“Fimbulzomer in Italie”, 6 juni 2020
Sony A7Rii, Samyang 14mm 2.8 @ f/8, 1/1250, ISO 100
In de Noorse mythologie is de Fimbulwinter de drie winters lange zomerloze periode van sneeuw, vorst en duisternis die voorafgaat aan Ragnarok, de val der goden. Die Noorse mythologie is sowieso niet echt opgewekt: het Laatse Oordeel is een picnic vergelijken met hun Godenschemer. In de kou en de duisternis maken de mensen elkaar af, daarna lopen de continenten onder, verslinden twee reusachtige wolven de zon en de maan en sproeit de gigantische Midgaardslang zijn gif over de wereld. Tot overmaat van ramp ontsnapt de kwaadaardige vuurgod Loki, die de dood van voorjaarsgod Balder op zijn geweten heeft. Hij opent de poorten van de onderwereld en de reuzen en andere monsters, die daar vanaf het begin der tijden opgesloten hebben gezeten, trekken onder Loki’s leiding op tegen de goden. Aan het eind van de strijd rest er zelfs geen puinhoop meer: de hele schepping is verdwenen. Zoals onder natuurkundigen de hypothese leeft van de “Big Crunch” als tegenvoeter van de Big Bang, zo wisten de Noren al dat alles zou eindigen in niets.
Archeologen herleiden de verhalen over de Fimbulwinter tot de duistere periode rond de zesde eeuw, toen er (ook?) een klimaatcrisis heerste. Waarschijnlijk waren vulkaanuitbarstingen de oorzaak van de mini-ijstijd, die vanaf het jaar 536 volksverhuizingen, het ineenstorten van het Romeinse rijk , misoogsten, hongersnood en massasterfte op zijn kerfstok had. In China viel in augustus sneeuw, de zon verduisterde tijdens een veldslag tussen Byzantijnse soldaten en stammen binnenvallende Vandalen, jaarringen van bomen uit die tijd duiden op minimale groei, archeologische vondsten laten vooral verval zien. Pas eeuwen later was de wereld weer een beetje op orde: de islam ontstond, er werden nieuwe burchten en steden gebouwd, men trok weer ten strijde en organiseerde invasies en kruistochten, kortom, de beschaving hernam haar loop.

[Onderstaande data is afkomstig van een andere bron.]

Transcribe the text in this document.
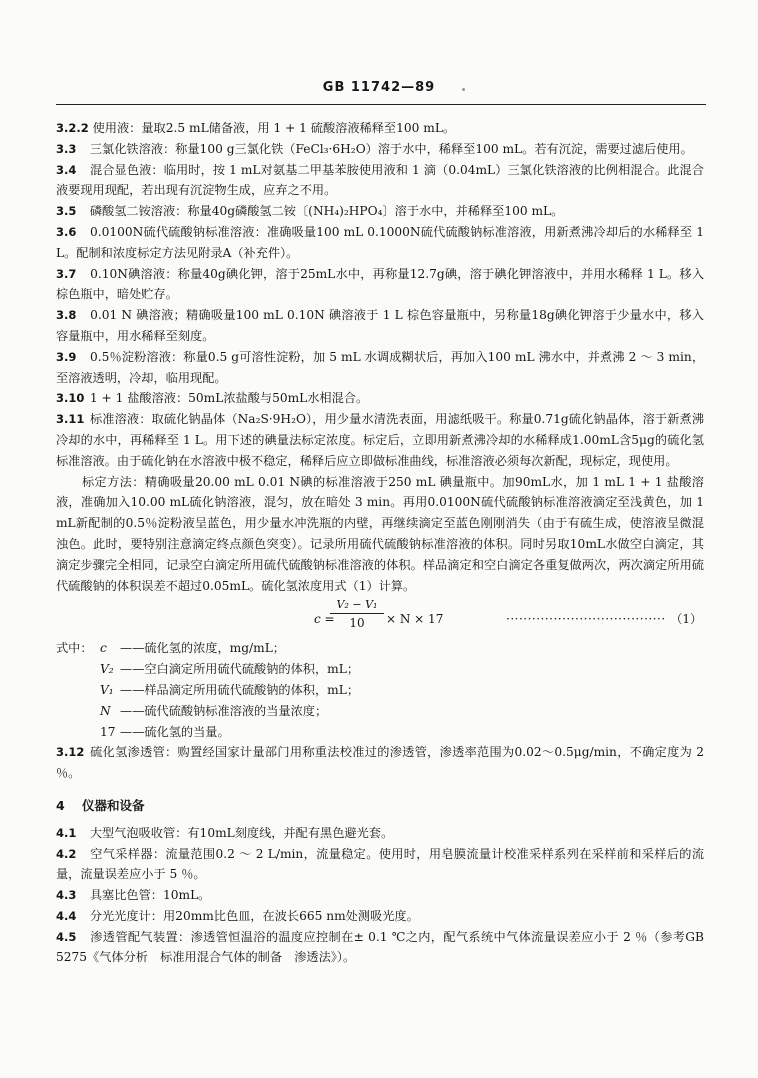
GB 11742—89

3.2.2 使用液：量取2.5 mL储备液，用 1 + 1 硫酸溶液稀释至100 mL。

3.3 三氯化铁溶液：称量100 g三氯化铁（FeCl₃·6H₂O）溶于水中，稀释至100 mL。若有沉淀，需要过滤后使用。

3.4 混合显色液：临用时，按 1 mL对氨基二甲基苯胺使用液和 1 滴（0.04mL）三氯化铁溶液的比例相混合。此混合液要现用现配，若出现有沉淀物生成，应弃之不用。

3.5 磷酸氢二铵溶液：称量40g磷酸氢二铵〔(NH₄)₂HPO₄〕溶于水中，并稀释至100 mL。

3.6 0.0100N硫代硫酸钠标准溶液：准确吸量100 mL 0.1000N硫代硫酸钠标准溶液，用新煮沸冷却后的水稀释至 1 L。配制和浓度标定方法见附录A（补充件）。

3.7 0.10N碘溶液：称量40g碘化钾，溶于25mL水中，再称量12.7g碘，溶于碘化钾溶液中，并用水稀释 1 L。移入棕色瓶中，暗处贮存。

3.8 0.01 N 碘溶液；精确吸量100 mL 0.10N 碘溶液于 1 L 棕色容量瓶中，另称量18g碘化钾溶于少量水中，移入容量瓶中，用水稀释至刻度。

3.9 0.5％淀粉溶液：称量0.5 g可溶性淀粉，加 5 mL 水调成糊状后，再加入100 mL 沸水中，并煮沸 2 ～ 3 min，至溶液透明，冷却，临用现配。

3.10 1 + 1 盐酸溶液：50mL浓盐酸与50mL水相混合。

3.11 标准溶液：取硫化钠晶体（Na₂S·9H₂O），用少量水清洗表面，用滤纸吸干。称量0.71g硫化钠晶体，溶于新煮沸冷却的水中，再稀释至 1 L。用下述的碘量法标定浓度。标定后，立即用新煮沸冷却的水稀释成1.00mL含5μg的硫化氢标准溶液。由于硫化钠在水溶液中极不稳定，稀释后应立即做标准曲线，标准溶液必须每次新配，现标定，现使用。

标定方法：精确吸量20.00 mL 0.01 N碘的标准溶液于250 mL 碘量瓶中。加90mL水，加 1 mL 1 + 1 盐酸溶液，准确加入10.00 mL硫化钠溶液，混匀，放在暗处 3 min。再用0.0100N硫代硫酸钠标准溶液滴定至浅黄色，加 1 mL新配制的0.5％淀粉液呈蓝色，用少量水冲洗瓶的内壁，再继续滴定至蓝色刚刚消失（由于有硫生成，使溶液呈微混浊色。此时，要特别注意滴定终点颜色突变）。记录所用硫代硫酸钠标准溶液的体积。同时另取10mL水做空白滴定，其滴定步骤完全相同，记录空白滴定所用硫代硫酸钠标准溶液的体积。样品滴定和空白滴定各重复做两次，两次滴定所用硫代硫酸钠的体积误差不超过0.05mL。硫化氢浓度用式（1）计算。

c =
$\frac{\text{V₂ − V₁}}{10} \times N \times 17$	····································· （1）
式中： c ——硫化氢的浓度，mg/mL；
V₂ ——空白滴定所用硫代硫酸钠的体积，mL；
V₁ ——样品滴定所用硫代硫酸钠的体积，mL；
N ——硫代硫酸钠标准溶液的当量浓度；
17 ——硫化氢的当量。

3.12 硫化氢渗透管：购置经国家计量部门用称重法校准过的渗透管，渗透率范围为0.02～0.5μg/min，不确定度为 2 ％。

4 仪器和设备

4.1 大型气泡吸收管：有10mL刻度线，并配有黑色避光套。

4.2 空气采样器：流量范围0.2 ～ 2 L/min，流量稳定。使用时，用皂膜流量计校准采样系列在采样前和采样后的流量，流量误差应小于 5 ％。

4.3 具塞比色管：10mL。

4.4 分光光度计：用20mm比色皿，在波长665 nm处测吸光度。

4.5 渗透管配气装置：渗透管恒温浴的温度应控制在± 0.1 ℃之内，配气系统中气体流量误差应小于 2 ％（参考GB 5275《气体分析　标准用混合气体的制备　渗透法》）。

En nu, vijftienhonderd jaar later, beleven we opnieuw een extreem droog voorjaar, zien we hoe overal bossen branden, zijn mensen massaal op de vlucht of worden ze vastgezet en gemarteld in kampen en gevangenissen. Maar het ergste: een virus uit een ver land maakt overal slachtoffers, dwingt ons binnen te blijven, vliegreizen en vakanties te annuleren en onze massaevenementen en demonstraties af te zeggen. Onze hele beschaving loopt gevaar. Een half miljoen doden, daar is overheen te komen, maar stel je voor dat het perpetuum mobile van produceren en consumeren stil valt. Wat als we niet langer al onze energie kunnen stoppen in het verdienen van geld om dat vervolgens weer uit te geven aan dingen waar anderen geld aan verdienen?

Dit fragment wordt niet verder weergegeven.